The 2D cultured or replated cells were fixed in 4% (w/v) paraformaldehyde (PFA) for 30 min at room temperature, incubated with DPBS and stored at 4 °C for further staining. 3D-suspended islet organoids, subjected to various treatments (±virus, ±pseudovirus, ±FGF7 or ±FGFRi) were rinsed with DPBS twice and subsequently fixed in 4% PFA for 30 min at room temperature. After fixation, the organoids were rinsed three times with DPBS and incubated overnight in 30% sucrose solution at 4 °C. Then, the organoids were submerged in OCT solution (Biosharp, Cat# BL557A), flash frozen in liquid nitrogen and stored at −80 °C for cryo-sectioning. The frozen samples were sliced into 7 μm sections using a freezing microtome (Minux®FS800, RWD, China) and collected on Superfrost Plus slides (CITOTEST, Cat# 80312-3161). The sections were fixed shortly in 4% PFA and stored at −20 °C before staining. Live SARS-CoV-2 infected islet organoids were fixed with 4% PFA overnight at 4 °C and subjected to whole mounting and IF staining. The detailed IF staining protocol and antibodies used are described in the Supplemental procedure section and Supplementary Table 4. The cellular fluorescence intensity was measured using ImageJ, and the corrected total cell fluorescence (CTCF) was calculated with the following formula: CTCF = integrated density − (area of selected cell × mean fluorescence of background reading). The specific percentage of positive cells was calculated as the number of positive cells divided by the number of nuclei.

Bulk RNA sequencing

Endocrine progenitors (G1, G2 and G3) were lysed using TRIzol (Thermo Fisher, Cat# 15596018) and flash frozen in liquid nitrogen for bulk RNA-seq analysis (three typical samples were taken from each group for mapping analysis). Quality testing, database construction and RNA sequencing were subsequently performed by Beijing Genomics Institution (BGI, Shenzhen, China). A gene expression matrix (tpm) of 60286 genes at S5D3 (G1, G2 and G3, 3 samples for each group) was generated. A complete ACE2-related network with 68 genes was constructed by Wicik et al.44 and referenced in our data analysis. The initial exploratory analysis included heatmaps, volcano plots and bubble plots, all of which were annotated with variables used in expression modeling (Complex Heatmap v2.10.0, ggplot2 v3.3.6, ggrepel v0.9.1). The heatmaps were generated by comparing the 68 genes in the published ACE2 interaction network with our sequencing results. The genes with significant differences were annotated. A heatmaps of the genes with significantly differential expression (up- or downregulated; p < 0.05 and log2(FC) > |1|) was also generated. The genes marked in the heatmaps are indicated in the volcano plots according to their significant up- (red) or downregulation (blue). The bubble plots reveled the top 7 pathways significantly enriched in the KEGG pathways. All bulk RNA sequencing figures were generated using R, version 4.1.3.

Statistical analysis

All the experiments were repeated at least three times. The data are presented as the means ± standard deviation (SD).

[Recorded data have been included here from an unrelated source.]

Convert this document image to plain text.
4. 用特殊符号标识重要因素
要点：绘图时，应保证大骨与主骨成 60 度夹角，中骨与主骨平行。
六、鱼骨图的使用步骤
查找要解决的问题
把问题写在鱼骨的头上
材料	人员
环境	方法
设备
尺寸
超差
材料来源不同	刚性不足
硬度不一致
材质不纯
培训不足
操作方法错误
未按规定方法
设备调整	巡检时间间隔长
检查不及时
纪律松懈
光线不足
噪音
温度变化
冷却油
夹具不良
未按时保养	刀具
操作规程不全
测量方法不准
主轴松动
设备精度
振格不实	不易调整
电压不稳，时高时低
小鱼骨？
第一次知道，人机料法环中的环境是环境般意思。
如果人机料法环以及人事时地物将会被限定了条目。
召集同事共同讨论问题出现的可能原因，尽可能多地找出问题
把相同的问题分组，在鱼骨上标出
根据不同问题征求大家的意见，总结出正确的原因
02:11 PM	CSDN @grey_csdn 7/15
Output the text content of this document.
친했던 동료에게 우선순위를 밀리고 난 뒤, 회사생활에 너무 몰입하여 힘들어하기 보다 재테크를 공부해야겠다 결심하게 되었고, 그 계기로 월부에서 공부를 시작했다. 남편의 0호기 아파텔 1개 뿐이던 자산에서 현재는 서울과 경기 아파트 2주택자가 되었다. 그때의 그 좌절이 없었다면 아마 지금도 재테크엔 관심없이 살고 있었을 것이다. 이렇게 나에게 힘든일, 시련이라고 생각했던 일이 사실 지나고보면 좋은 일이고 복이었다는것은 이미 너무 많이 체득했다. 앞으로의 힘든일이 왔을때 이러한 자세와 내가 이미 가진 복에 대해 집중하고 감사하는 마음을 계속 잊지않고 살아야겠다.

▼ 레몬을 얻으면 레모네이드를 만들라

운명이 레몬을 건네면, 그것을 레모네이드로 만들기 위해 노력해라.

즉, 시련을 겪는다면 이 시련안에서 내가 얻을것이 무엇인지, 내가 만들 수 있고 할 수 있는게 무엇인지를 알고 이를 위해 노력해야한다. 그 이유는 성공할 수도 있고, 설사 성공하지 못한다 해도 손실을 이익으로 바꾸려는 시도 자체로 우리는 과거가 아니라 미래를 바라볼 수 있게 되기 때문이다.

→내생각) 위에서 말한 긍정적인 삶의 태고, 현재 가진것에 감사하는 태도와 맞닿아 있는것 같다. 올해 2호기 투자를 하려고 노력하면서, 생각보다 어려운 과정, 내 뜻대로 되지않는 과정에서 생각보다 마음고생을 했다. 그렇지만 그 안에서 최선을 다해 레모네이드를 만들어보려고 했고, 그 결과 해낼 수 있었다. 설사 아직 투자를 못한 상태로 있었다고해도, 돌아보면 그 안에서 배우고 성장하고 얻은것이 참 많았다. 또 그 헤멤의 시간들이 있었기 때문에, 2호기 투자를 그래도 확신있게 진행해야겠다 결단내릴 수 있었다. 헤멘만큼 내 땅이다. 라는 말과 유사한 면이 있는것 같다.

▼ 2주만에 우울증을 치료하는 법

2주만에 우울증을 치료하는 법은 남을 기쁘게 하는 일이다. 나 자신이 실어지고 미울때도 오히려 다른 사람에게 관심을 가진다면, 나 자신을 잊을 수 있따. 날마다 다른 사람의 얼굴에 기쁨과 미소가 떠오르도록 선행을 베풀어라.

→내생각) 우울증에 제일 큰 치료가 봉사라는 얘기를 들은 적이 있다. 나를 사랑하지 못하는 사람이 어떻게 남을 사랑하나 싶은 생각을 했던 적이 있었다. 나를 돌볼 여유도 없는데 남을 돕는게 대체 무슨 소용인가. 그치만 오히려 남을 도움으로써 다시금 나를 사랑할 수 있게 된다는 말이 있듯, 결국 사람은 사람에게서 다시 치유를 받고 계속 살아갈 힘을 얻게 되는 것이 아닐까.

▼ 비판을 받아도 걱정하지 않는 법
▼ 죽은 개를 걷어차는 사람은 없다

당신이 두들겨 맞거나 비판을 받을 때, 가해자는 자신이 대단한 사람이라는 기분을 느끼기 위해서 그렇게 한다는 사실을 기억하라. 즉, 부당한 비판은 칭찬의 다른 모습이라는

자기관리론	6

Statistical analysis was performed using an unpaired Student’s t test for comparisons between two groups and one-way ANOVA and Tukey’s multiple comparison test for comparisons among more than two groups. Immunofluorescence imaging was performed on Z-stacks acquired with a confocal microscope from at least five (n = 5) independent biological samples. For clinical samples, we generated a receiver operating characteristic (ROC) curve, with the optimal cutoff point being the FGF7 concentration where the maximum (Sensitivity% + Specificity% − 1) was achieved. This study aimed to determine the clinical value of FGF7 in assessing the severity of pneumonia. All of the statistical analyses in this study were performed with GraphPad Prism 8 software. A p value less than 0.05 is considered to indicate statistical significance.